"Kill what they love" was Savage's goal
By John P. Martin
The Philadelphia Inquirer
The murder and racketeering trial of accused drug kingpin Kaboni Savage entered its final phase Monday much as it opened three months ago: with photos of the North Philadelphia family killed in a 2004 firebombing that prosecutors say Savage ordered to retaliate against a witness.
As jurors glimpsed once more at television screens with the smiling images of 54-year-old Marcella Coleman, her 15-month-old grandson, and four other victims, Assistant U.S. Attorney John M. Gallagher played snippets of jailhouse recordings in which Savage seethed and vowed to punish cooperators by attacking their children and mothers.
" 'I'm going to kill what they love' - that was his guiding philosophy," Gallagher said.
The prosecutor's remarks launched what could be three days of closing arguments in the case against Savage, his sister Kidada Savage, and two others.
Savage, 38, is accused of overseeing a vast and violent network that for a decade flooded North Philadelphia corners with drugs and relied on beatings, shootings and killings to silence competitors or others who threatened the operation.
"They created a climate of fear, and in that climate, the defendants were able to thrive," Gallagher told the jurors.
Savage is charged with committing or directing a dozen murders, including the deaths of five rival drug dealers, and a man who had bumped his car in their Hunting Park neighborhood.

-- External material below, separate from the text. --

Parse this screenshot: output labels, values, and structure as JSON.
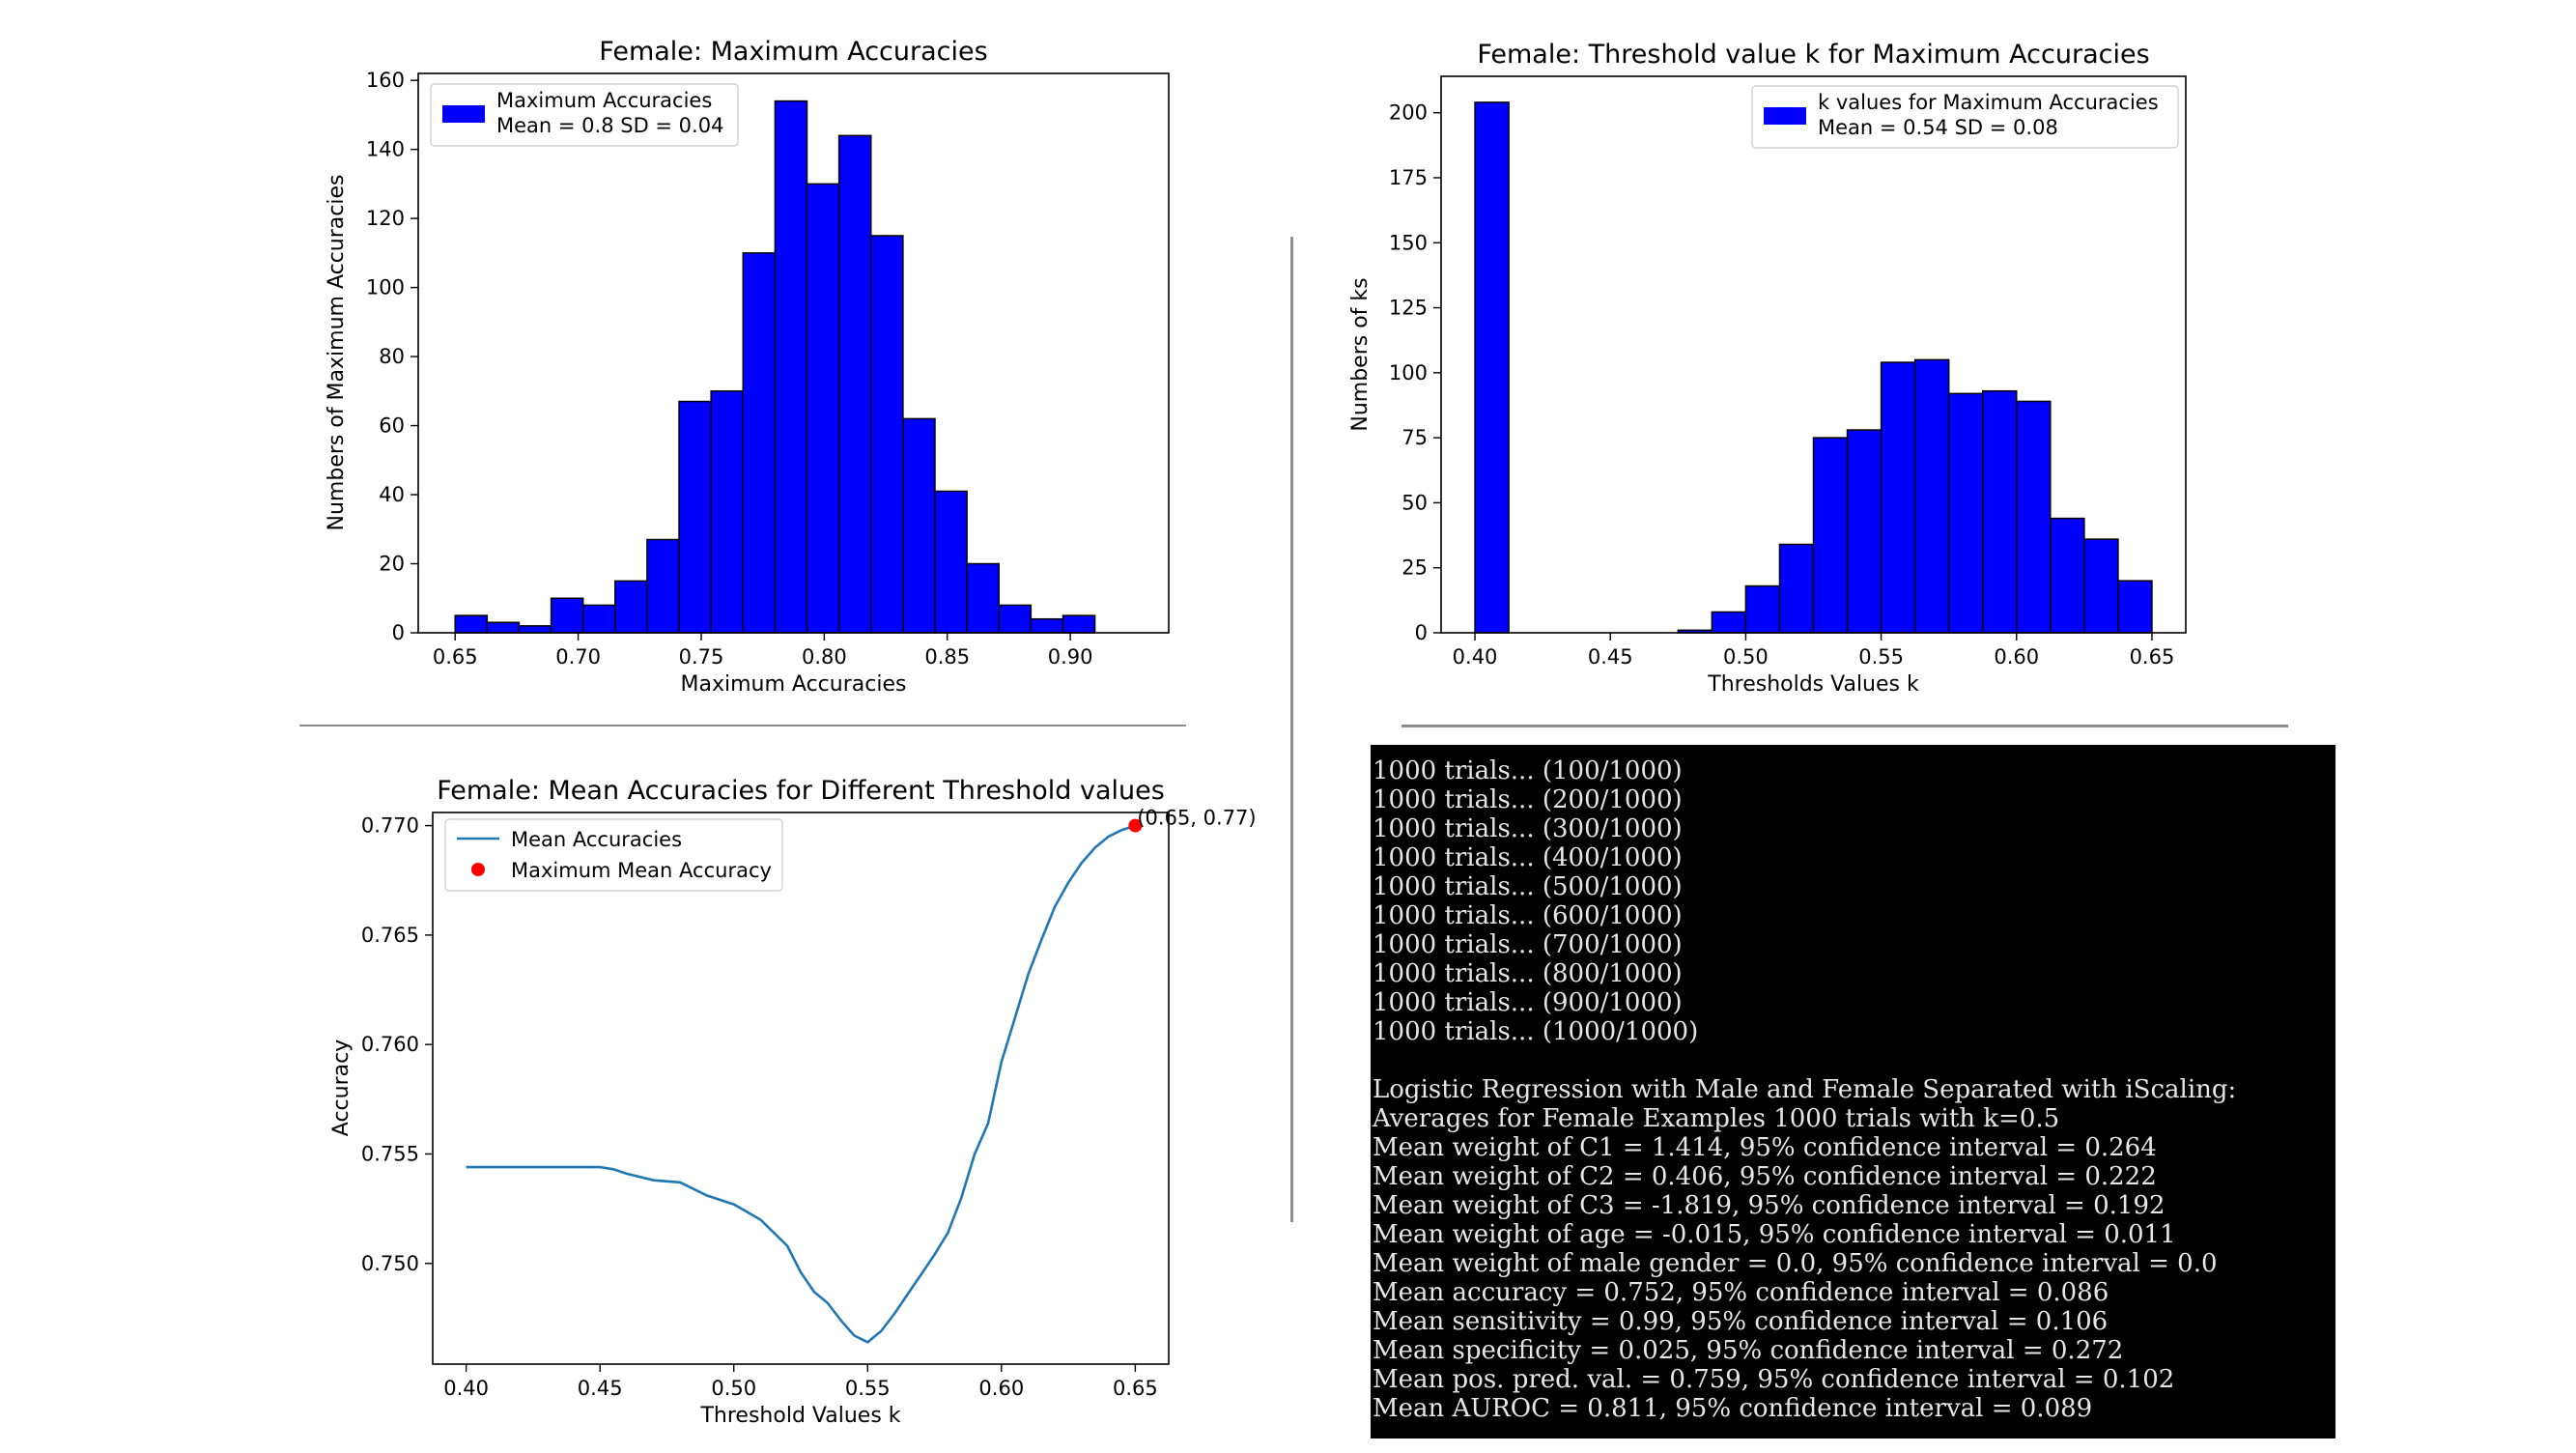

But the centerpiece of the case is the firebombing that killed the mother, son and four other relatives of Eugene "Twin" Coleman, one of Savage's top associates who had agreed to testify against him. Officials have called the October 2004 attack among the most heinous examples of witness retaliation in city history.
Gallagher opened his summation by recounting the testimony of a veteran firefighter who climbed through the scorched remains of the Coleman house after the predawn firebombing. In a second-floor bedroom the firefighter was stunned to find the body of Coleman's cousin, 34-year-old Tameka Nash, sprawled on the floor in a vain attempt to protect a child. Under her he found the body of Coleman's 15-month-old son, Damir Jenkins.
"That home had become a tomb for the Coleman family," Gallagher said.
Prosecutors intend to seek the death penalty if Savage is convicted of the murders. His codefendants, Steven Northington and Robert Merritt Jr., also face the death penalty if convicted for their alleged roles in murders. Savage's sister faces life in prison.
Savage, a onetime professional boxer with a shaved head and beard, sat through the prosecutor's statement with pen-in-hand and head down, as he has done through much of the trial.
He chose not to testify, but jurors have heard hours of his voice. Prosecutors introduced his testimony from a 2005 drug trafficking trial and scores of jailhouse conversations secretly recorded by the FBI, many of them talking about "rats" and how he dreamed of punishing them.
"Kids count to me," he said in one tape played by Gallagher. "I'm killing what they love."
Savage's court-appointed lawyers don't dispute his drug dealing. He's already serving a 30-year-term for trafficking.
But they have tried to sow doubt as to his role in the murders, casting his comments as jailhouse bravado, noting that he never specifically claimed credit for the Coleman killings, and challenging the credibility of the former associates who have testified against him in the case.
One of his lawyers, Christian Hoey, is expected to start his closing statement late Monday or early Tuesday.
U.S. District Judge R. Barclay Surrick told jurors they could get the case later this week.